Where to place stops


We stop out of a trade when we no longer want to hold onto that particular position. The question that arises is: WHY do we want to get out of that trade?

There can be 2 reasons for stopping out of a trade. EITHER the market tells us that our intrinsic

View or Directional Assessments itself was wrong. OR we stop out of a trade (even if we still believe in our basic Bullish or Bearish reading) because we think we can establish another position at a better level than the previous one.

The effort should be to choose a meaningful SL which is neither too close to the entry to get activated soon after entry (only to have the market go back in the original direction thereafter), nor so far away from the entry that we have no time or space left for follow up action.

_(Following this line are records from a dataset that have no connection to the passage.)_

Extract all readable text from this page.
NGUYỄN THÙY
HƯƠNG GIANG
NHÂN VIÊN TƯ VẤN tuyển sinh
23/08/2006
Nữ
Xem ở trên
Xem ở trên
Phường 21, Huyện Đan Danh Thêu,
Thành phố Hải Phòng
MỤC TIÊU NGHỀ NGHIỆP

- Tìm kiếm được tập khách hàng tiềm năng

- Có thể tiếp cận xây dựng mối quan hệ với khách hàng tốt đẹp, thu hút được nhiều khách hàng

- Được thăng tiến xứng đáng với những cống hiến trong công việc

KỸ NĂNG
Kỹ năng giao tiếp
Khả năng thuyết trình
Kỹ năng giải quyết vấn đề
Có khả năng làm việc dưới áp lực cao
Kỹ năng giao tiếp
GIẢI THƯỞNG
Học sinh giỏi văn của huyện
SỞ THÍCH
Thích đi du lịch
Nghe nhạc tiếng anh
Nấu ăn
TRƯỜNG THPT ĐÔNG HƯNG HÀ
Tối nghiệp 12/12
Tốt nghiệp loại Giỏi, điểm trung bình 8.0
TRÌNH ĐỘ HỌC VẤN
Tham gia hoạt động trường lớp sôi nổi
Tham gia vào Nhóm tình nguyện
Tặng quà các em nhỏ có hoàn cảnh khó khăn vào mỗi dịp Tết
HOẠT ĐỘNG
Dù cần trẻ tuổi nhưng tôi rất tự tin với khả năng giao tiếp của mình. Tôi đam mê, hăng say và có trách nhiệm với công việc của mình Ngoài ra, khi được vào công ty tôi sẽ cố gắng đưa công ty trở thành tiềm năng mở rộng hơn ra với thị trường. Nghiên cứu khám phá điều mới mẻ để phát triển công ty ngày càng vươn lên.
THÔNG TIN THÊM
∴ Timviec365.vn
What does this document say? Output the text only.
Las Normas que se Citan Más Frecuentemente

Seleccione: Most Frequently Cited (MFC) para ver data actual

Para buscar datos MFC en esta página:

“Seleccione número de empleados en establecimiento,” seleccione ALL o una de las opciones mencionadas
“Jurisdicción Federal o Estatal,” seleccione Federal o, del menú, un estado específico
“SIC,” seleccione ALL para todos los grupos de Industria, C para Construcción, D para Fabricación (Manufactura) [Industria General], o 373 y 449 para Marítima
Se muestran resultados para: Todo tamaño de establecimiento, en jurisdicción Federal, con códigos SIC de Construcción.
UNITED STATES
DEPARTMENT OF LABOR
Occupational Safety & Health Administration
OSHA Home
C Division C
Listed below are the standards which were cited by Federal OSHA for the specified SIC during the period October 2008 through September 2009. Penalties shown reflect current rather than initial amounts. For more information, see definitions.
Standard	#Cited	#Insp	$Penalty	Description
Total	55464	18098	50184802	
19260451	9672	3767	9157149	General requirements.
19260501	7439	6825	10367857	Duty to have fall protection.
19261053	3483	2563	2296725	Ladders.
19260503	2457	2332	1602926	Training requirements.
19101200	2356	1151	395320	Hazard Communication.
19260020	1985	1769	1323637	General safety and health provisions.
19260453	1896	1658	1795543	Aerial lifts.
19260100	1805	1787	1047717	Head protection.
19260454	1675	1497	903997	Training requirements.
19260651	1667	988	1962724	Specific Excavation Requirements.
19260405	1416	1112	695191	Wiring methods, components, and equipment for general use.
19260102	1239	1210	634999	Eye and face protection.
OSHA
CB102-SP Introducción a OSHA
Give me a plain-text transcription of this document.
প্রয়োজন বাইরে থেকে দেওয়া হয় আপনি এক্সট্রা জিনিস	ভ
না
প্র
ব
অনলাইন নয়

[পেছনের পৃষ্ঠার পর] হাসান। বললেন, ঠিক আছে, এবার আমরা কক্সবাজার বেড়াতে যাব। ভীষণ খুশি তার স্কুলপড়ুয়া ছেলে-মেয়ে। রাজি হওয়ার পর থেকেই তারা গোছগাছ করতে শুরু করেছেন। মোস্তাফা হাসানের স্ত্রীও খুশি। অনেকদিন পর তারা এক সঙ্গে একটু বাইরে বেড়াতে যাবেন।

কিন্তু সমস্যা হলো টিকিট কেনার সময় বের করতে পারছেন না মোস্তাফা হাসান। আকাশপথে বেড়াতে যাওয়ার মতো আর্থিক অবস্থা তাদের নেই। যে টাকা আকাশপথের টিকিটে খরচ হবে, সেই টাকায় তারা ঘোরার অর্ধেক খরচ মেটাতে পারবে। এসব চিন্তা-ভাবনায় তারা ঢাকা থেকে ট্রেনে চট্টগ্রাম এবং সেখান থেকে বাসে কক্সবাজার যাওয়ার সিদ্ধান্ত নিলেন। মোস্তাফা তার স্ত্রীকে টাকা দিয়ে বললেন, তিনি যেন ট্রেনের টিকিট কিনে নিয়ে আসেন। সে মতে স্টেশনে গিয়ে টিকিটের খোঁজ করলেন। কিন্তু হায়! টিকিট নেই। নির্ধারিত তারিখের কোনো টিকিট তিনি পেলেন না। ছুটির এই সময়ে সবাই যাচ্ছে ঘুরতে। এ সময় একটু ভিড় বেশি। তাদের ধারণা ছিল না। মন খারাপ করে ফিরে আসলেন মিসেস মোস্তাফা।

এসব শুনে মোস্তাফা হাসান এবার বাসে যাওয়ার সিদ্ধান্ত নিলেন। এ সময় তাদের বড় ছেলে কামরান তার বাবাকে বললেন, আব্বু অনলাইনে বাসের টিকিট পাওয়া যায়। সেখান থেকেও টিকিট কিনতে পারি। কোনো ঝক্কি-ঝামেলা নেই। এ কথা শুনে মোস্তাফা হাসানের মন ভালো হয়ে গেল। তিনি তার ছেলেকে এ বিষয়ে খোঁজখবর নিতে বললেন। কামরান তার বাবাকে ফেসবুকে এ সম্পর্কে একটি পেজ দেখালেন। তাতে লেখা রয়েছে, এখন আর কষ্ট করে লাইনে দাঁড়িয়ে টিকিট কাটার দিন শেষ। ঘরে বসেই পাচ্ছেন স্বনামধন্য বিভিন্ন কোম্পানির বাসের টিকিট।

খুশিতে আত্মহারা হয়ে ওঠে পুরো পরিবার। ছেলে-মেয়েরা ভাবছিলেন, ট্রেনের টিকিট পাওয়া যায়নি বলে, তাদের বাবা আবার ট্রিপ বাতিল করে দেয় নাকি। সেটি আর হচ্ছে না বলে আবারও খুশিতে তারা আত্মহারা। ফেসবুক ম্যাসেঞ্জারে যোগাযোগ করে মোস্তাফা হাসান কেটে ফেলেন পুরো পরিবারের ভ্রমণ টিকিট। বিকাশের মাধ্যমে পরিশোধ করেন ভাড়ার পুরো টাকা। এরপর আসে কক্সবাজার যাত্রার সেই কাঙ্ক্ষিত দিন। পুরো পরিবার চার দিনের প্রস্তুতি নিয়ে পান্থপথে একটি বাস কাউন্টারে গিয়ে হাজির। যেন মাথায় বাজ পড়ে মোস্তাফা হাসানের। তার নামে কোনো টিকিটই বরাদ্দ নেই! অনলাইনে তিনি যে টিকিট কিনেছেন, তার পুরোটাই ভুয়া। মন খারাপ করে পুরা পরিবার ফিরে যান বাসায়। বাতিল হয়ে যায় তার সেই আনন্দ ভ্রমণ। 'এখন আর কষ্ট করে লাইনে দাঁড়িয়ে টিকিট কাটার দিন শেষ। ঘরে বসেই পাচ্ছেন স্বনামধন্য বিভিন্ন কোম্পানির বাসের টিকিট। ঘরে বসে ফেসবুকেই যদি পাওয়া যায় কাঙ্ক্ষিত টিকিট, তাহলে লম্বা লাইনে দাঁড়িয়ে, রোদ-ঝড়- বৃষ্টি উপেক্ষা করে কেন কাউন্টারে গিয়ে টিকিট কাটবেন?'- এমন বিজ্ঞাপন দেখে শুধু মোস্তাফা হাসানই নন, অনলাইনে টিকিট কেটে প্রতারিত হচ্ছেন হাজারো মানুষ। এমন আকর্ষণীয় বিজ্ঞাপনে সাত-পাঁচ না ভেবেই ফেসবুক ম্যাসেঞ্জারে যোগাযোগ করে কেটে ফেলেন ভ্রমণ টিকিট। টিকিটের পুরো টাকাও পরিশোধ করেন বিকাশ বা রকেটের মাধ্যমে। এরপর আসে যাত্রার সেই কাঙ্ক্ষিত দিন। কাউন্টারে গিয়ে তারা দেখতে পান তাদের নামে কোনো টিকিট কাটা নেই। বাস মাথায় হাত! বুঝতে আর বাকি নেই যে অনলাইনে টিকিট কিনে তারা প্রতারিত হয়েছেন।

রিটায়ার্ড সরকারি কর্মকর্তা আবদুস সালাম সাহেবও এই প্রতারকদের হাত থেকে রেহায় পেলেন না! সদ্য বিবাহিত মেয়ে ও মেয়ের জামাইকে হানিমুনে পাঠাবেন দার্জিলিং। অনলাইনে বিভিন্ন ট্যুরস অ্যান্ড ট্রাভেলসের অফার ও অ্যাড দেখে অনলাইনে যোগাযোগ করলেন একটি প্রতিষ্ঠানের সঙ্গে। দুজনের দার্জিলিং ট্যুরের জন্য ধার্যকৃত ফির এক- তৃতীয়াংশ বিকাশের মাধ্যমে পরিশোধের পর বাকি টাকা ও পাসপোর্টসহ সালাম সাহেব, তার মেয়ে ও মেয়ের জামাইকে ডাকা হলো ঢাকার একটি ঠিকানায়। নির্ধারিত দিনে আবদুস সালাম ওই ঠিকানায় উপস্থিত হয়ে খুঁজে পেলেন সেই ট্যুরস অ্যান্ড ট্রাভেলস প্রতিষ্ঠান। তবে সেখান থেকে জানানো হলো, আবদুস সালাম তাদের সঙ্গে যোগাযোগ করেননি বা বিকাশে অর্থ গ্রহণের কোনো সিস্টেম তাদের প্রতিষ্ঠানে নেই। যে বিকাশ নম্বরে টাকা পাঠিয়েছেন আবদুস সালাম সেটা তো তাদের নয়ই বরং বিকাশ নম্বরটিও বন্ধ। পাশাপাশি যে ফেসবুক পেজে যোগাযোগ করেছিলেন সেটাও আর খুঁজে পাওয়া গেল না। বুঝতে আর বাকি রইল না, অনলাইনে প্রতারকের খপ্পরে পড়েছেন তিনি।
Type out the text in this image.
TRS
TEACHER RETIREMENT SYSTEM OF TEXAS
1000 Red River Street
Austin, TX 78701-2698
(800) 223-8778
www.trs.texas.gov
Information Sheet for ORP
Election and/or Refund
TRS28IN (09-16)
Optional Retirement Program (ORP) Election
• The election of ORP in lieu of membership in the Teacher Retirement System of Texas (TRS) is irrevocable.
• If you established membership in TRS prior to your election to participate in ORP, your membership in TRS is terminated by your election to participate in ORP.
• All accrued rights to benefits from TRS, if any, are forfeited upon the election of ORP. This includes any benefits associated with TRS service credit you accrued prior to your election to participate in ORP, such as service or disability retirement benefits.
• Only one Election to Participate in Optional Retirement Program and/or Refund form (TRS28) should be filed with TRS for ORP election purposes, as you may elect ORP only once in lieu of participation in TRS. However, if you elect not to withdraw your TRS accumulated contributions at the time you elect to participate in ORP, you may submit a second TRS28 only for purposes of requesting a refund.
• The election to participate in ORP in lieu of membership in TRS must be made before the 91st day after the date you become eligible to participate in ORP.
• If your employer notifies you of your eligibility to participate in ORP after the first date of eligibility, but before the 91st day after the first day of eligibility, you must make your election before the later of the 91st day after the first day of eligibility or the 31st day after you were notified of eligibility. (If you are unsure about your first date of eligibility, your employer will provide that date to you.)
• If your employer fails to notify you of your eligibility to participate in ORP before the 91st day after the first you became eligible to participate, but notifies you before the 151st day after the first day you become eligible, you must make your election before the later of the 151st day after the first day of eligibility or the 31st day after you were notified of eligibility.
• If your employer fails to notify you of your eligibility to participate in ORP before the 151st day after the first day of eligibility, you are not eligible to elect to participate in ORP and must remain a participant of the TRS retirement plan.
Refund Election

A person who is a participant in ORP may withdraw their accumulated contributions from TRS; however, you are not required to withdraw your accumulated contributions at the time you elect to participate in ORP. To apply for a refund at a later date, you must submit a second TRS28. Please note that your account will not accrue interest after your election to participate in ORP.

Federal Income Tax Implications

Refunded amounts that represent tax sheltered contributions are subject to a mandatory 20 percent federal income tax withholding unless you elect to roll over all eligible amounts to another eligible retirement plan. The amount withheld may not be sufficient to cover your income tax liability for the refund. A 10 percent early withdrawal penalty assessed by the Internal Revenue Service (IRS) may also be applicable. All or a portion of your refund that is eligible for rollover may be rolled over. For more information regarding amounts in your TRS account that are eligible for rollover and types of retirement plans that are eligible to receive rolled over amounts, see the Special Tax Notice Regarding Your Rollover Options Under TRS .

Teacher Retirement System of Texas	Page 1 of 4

The difficult part about the paragraph above is that it requires us to have a Trading Plan or Strategy and to choose our Entry much more carefully than we tend to do, in accordance with that plan.

Follow through action required we come back to the reasons for wanting to stop out. In the first case, when our directional reading has been proved wrong, we should look to enter into a trade in the opposite direction - a case of Stop-and-Reverse (SAR). It needs to be pointed out here that it is NOT necessary to SAR at the same instance and level all the time. If you are an intra-week (or longer) trader, you can enter into a reverse trade after stopping out of the original trade, allowing yourself time to reformulate your strategy.